Defiant Robert Mugabe facing a day of reckoning
● President given until midday to resign or he will face impeachment
Zimbabwe’s president Robert Mugabwe shocked his nation by refusing to resign last night, setting up a day of expected legal challenges, protests, and uncertainty. Impeachment charges loom if he fails to comply by 10am today
President Robert Mugabe defied his country and shocked the world last night when he reneged on an expected deal to stand down.
Just hours after he was deposed by his own party and warned he faced impeachment charges if he refused to go, he stared down the TV cameras and generals in the wings by insisting he remained the nation’s commander in chief.
In a televised address, 93-year-old Mugabe appeared to accept there were “a whole range of concerns” for Zimbabweans about the chaotic state of the government and the economy.
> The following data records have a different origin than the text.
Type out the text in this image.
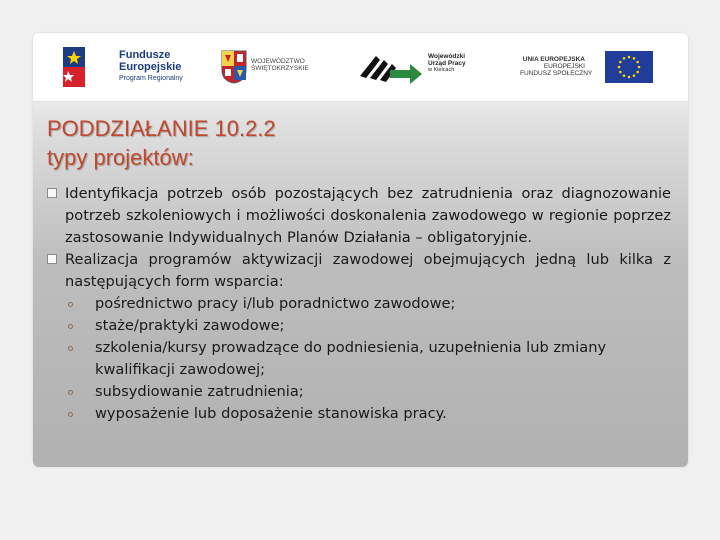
Fundusze
Europejskie
Program Regionalny
WOJEWÓDZTWO
ŚWIĘTOKRZYSKIE
Wojewódzki
Urząd Pracy
w Kielcach
UNIA EUROPEJSKA
EUROPEJSKI
FUNDUSZ SPOŁECZNY
PODDZIAŁANIE 10.2.2
typy projektów:
Identyfikacja potrzeb osób pozostających bez zatrudnienia oraz diagnozowanie potrzeb szkoleniowych i możliwości doskonalenia zawodowego w regionie poprzez zastosowanie Indywidualnych Planów Działania – obligatoryjnie.
Realizacja programów aktywizacji zawodowej obejmujących jedną lub kilka z następujących form wsparcia:
pośrednictwo pracy i/lub poradnictwo zawodowe;
staże/praktyki zawodowe;
szkolenia/kursy prowadzące do podniesienia, uzupełnienia lub zmiany kwalifikacji zawodowej;
subsydiowanie zatrudnienia;
wyposażenie lub doposażenie stanowiska pracy.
But as a nation stared at the pictures on screen and drew their breath, he stopped well short of what many people in the southern African nation were hoping for – a statement that he was resigning after nearly four decades in power.
It leaves the once-formidable Mugabe now a virtually powerless, isolated figure.
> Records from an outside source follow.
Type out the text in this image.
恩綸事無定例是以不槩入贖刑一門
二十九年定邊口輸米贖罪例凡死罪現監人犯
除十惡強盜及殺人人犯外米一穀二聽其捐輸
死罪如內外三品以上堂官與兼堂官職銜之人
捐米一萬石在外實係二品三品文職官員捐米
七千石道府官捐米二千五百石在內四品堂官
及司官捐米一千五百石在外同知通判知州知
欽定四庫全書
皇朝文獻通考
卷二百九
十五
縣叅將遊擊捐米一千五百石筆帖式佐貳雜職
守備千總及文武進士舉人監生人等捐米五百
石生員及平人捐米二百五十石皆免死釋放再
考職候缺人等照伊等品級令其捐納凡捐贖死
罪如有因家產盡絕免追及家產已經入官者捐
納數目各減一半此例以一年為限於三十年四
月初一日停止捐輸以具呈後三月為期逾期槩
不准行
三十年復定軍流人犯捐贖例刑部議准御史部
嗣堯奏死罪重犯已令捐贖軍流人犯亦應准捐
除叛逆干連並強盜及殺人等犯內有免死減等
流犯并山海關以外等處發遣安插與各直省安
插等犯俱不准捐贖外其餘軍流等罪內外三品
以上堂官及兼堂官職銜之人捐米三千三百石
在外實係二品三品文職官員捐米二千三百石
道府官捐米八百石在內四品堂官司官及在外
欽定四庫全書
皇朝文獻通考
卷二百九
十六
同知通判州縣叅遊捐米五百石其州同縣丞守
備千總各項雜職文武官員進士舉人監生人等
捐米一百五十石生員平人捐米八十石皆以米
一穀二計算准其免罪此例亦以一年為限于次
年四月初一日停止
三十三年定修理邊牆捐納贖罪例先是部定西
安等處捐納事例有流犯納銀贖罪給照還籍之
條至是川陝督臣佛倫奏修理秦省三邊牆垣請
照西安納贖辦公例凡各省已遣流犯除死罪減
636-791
Yet it leaves the country in a dangerous position too. He is largely confined to his private home by the military, the ruling party has fired him from his leadership post and huge crowds poured into the streets of Harare, the capital, to demand again he leave office.
Yet the Zimbabwean president still sought to project authority in his speech, which he delivered after shaking hands with security force commanders, one of whom leaned over a couple of times to help Mugabe find his place on the page he was reading.
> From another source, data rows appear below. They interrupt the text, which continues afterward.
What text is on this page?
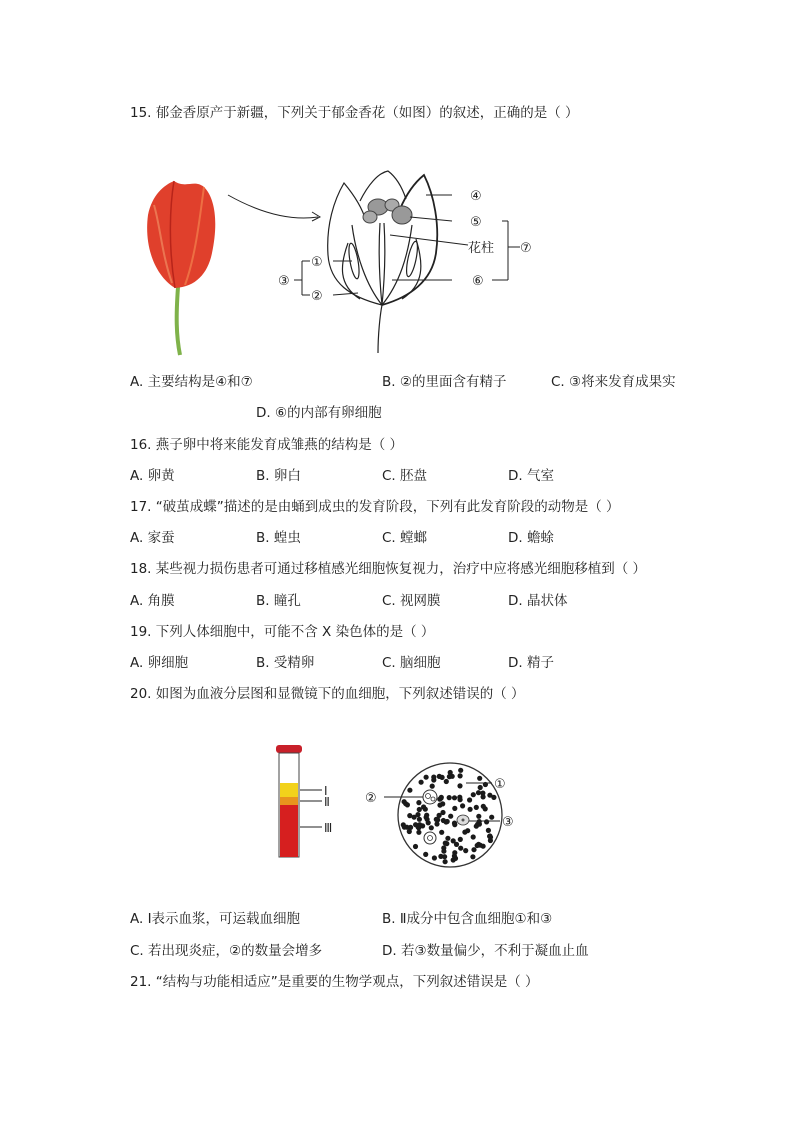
15. 郁金香原产于新疆，下列关于郁金香花（如图）的叙述，正确的是（ ）
④
⑤
花柱 ⑦
⑥
①
②
③
A. 主要结构是④和⑦	B. ②的里面含有精子	C. ③将来发育成果实
D. ⑥的内部有卵细胞
16. 燕子卵中将来能发育成雏燕的结构是（ ）
A. 卵黄	B. 卵白	C. 胚盘	D. 气室
17. “破茧成蝶”描述的是由蛹到成虫的发育阶段，下列有此发育阶段的动物是（ ）
A. 家蚕	B. 蝗虫	C. 螳螂	D. 蟾蜍
18. 某些视力损伤患者可通过移植感光细胞恢复视力，治疗中应将感光细胞移植到（ ）
A. 角膜	B. 瞳孔	C. 视网膜	D. 晶状体
19. 下列人体细胞中，可能不含 X 染色体的是（ ）
A. 卵细胞	B. 受精卵	C. 脑细胞	D. 精子
20. 如图为血液分层图和显微镜下的血细胞，下列叙述错误的（ ）
Ⅰ
Ⅱ
Ⅲ
①
②
③
A. Ⅰ表示血浆，可运载血细胞	B. Ⅱ成分中包含血细胞①和③
C. 若出现炎症，②的数量会增多	D. 若③数量偏少，不利于凝血止血
21. “结构与功能相适应”是重要的生物学观点，下列叙述错误是（ ）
The Central Committee of the ruling Zanu-pf party voted to dismiss Mugabe as party leader at a meeting earlier in the day and said impeachment proceedings would begin if he doesn’t resign as the country’s president by noon today.
Mugabe made no reference to the party moves against him, instead saying he would play a leading role in a parzimbabwe’s ty congress planned for 12-17 December.
“The congress is due in a few weeks from now,” Mugabe said. “I will preside over its processes, which must not be prepossessed by any acts calculated to undermine it or compromise the outcomes in the eyes of the public.”
He has discussed his possible resignation on at least two occasions with military commanders after they effectively took over the country on Tuesday, troubled by his firing of his longtime deputy and the positioning of unpopular first lady Grace Mugabe to succeed him.
He referred to the military’s expressions of concerns about the state of Zimbabwe, whose economy has deteriorated amid factional battles within the ruling party.
“Whatever the pros and cons of the way they went about registering those concerns, I as the president of Zimbabwe, as their commander in chief, do acknowledge the issues they have drawn my attention to, and do believe that these were raised in the spirit of honesty and out of deep and patriotic concern for the stability of our nation and for the welfare of our people,” Mugabe said.
The deputy whom Mugabe fired, former Vice President Emmerson Mnangagwa, is positioned to become Zimbabwe’s next leader after the ruling party’s Central Committee made him its nominee to take over from Mugabe, who has ruled since independence from white minority rule in 1980. Committee members stood, cheered and sang after Mugabe was removed from his post as party leader. Meeting chair Obert Mpofu referred to him as “outgoing president” and called it a “sad day” for Mugabe after his decades in power.
“He has been our leader for a long time and we have all learned a great deal from him,” Mpofu said. But Mugabe, he said, “surrounded himself with a wicked cabal.”
The meeting replaced Mugabe as party chief with Mnangagwa and recalled the first lady as head of the women’s league.